Under United States law, the Foreign Intelligence Surveillance Act of 1978 dictates how “foreign intelligence information” is collected in both physical and electronic form. The passage of the Act created with it the Foreign Intelligence Surveillance Court, which works to oversee federal law enforcement and the intelligence agencies’ requests for surveillance warrants. However, electronic surveillance can be ordered by the President without a court order for a period of one year, provided that he does so only to acquire foreign intelligence information and the President orders the surveillance through the Attorney General.
Foreign nations undeniably take issue with being the subject of “cross-border surveillance” and while currently there remains no international laws or treaties prohibiting such surveillance, countries that engage in data collection of other nations violate the domestic laws of those countries. Many critics of the United States’ method of foreign surveillance, such as the ACLU, believe that the National Security Agency (NSA) is practicing “unconstitutional surveillance of Americans’ communications.” The NSA captures untold numbers of communication and data from American citizens, when the agency is supposedly only surveilling foreign citizens and organizations. Since, the NSA through the Foreign Intelligence Surveillance Act is only permitted to gather data on foreign intelligence not on United States citizens, this practice is a major violation of the assurances Americans thought they had against unwarranted searches. Consequently, the purported safeguard protecting Americans’ communication and data is ineffective.
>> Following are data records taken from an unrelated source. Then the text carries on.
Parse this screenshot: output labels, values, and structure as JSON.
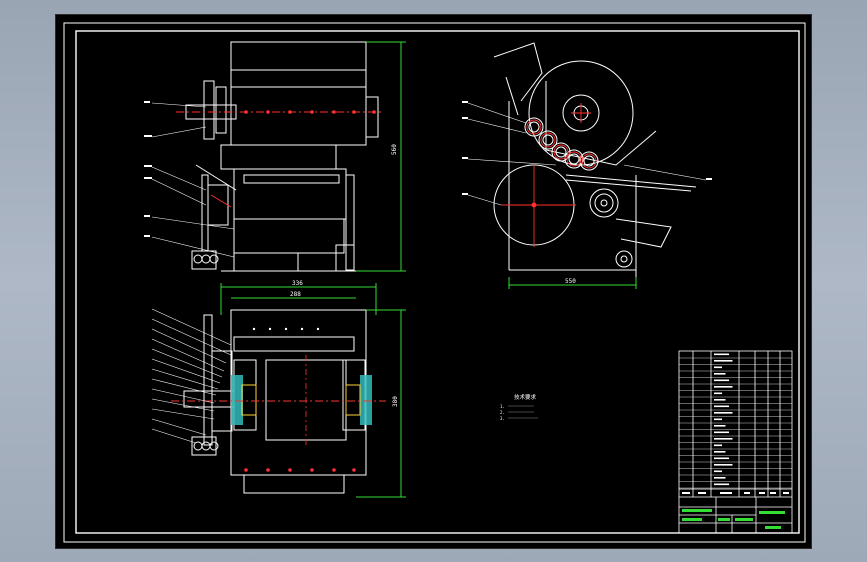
{
  "colors": {
    "background": "#000000",
    "outline": "#ffffff",
    "centerline": "#ff3030",
    "dimension": "#33dd33",
    "hatch": "#33bbbb"
  },
  "notes": {
    "title": "技术要求",
    "lines": [
      "1.",
      "2.",
      "3."
    ]
  },
  "dimensions": {
    "top_width": "336",
    "inner_width": "288",
    "front_height": "560",
    "plan_height": "380",
    "side_width": "550"
  },
  "title_block": {
    "drawing_name": "—"
  }
}
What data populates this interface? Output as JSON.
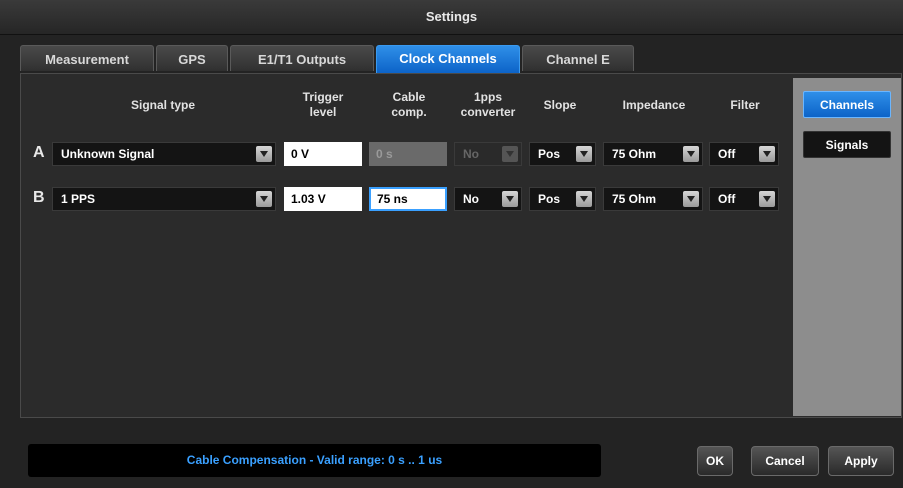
{
  "window": {
    "title": "Settings"
  },
  "tabs": [
    {
      "label": "Measurement"
    },
    {
      "label": "GPS"
    },
    {
      "label": "E1/T1 Outputs"
    },
    {
      "label": "Clock Channels"
    },
    {
      "label": "Channel E"
    }
  ],
  "active_tab": "Clock Channels",
  "columns": {
    "signal_type": "Signal type",
    "trigger_level": "Trigger\nlevel",
    "cable_comp": "Cable\ncomp.",
    "pps_converter": "1pps\nconverter",
    "slope": "Slope",
    "impedance": "Impedance",
    "filter": "Filter"
  },
  "rows": [
    {
      "label": "A",
      "signal_type": "Unknown Signal",
      "trigger_level": "0 V",
      "cable_comp": "0 s",
      "pps_converter": "No",
      "slope": "Pos",
      "impedance": "75 Ohm",
      "filter": "Off"
    },
    {
      "label": "B",
      "signal_type": "1 PPS",
      "trigger_level": "1.03 V",
      "cable_comp": "75 ns",
      "pps_converter": "No",
      "slope": "Pos",
      "impedance": "75 Ohm",
      "filter": "Off"
    }
  ],
  "side": {
    "channels": "Channels",
    "signals": "Signals"
  },
  "status": "Cable Compensation - Valid range: 0 s .. 1 us",
  "buttons": {
    "ok": "OK",
    "cancel": "Cancel",
    "apply": "Apply"
  },
  "colors": {
    "accent": "#1a7ae0",
    "status_text": "#3aa0ff"
  }
}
Former President Barack Obama attempted to quell the world’s fear of an overzealous eavesdropping United States when he released this statement “the main thing I want to emphasize is that I don’t have an interest and the people at the NSA don’t have an interest in doing anything other than making sure that we can prevent a terrorist attack.” However, this did not persuade foreign governments or their civilians that the United States wasn’t invading their privacy rights. Comments from the United States current president, Donald Trump, claiming he was the subject of such “wire tapping” has added fire to the fear domestic and foreign citizens have about their privacy being violated. Moreover, the question should be why would former President Obama’s words calm these fears when the United States government’s actions have only furthered the violation of individual’s privacy rights and their government’s sovereignty?
- Foreign Intelligence Surveillance Act of 1978, Pub. L. No. 95-511
- Danny O’Brien & Rainey Reitman, The Privacy Shield is Riddled with Surveillance Holes, Electronic Frontier Foundation (Mar. 3, 2016).
- Laura Poitras, Marcel Rosenbach & Holger Stark, How America Spies on Europe and the UN, Spiegel Online (Aug. 23, 2013).
- Documents Confirm How the NSA’s Surveillance Procedures Threaten Americans’ Privacy, ACLU.org.
- Is Freedom From Cross-Border Surveillance a Human Right?, ILI Student Blog (Sept. 25, 2013).
- Ryan Lizza, Susan Rice and rhe Latest Bogus Attempt ro Justify Trump’s Wiretapping Tweet, New Yorker (Apr. 4, 2017).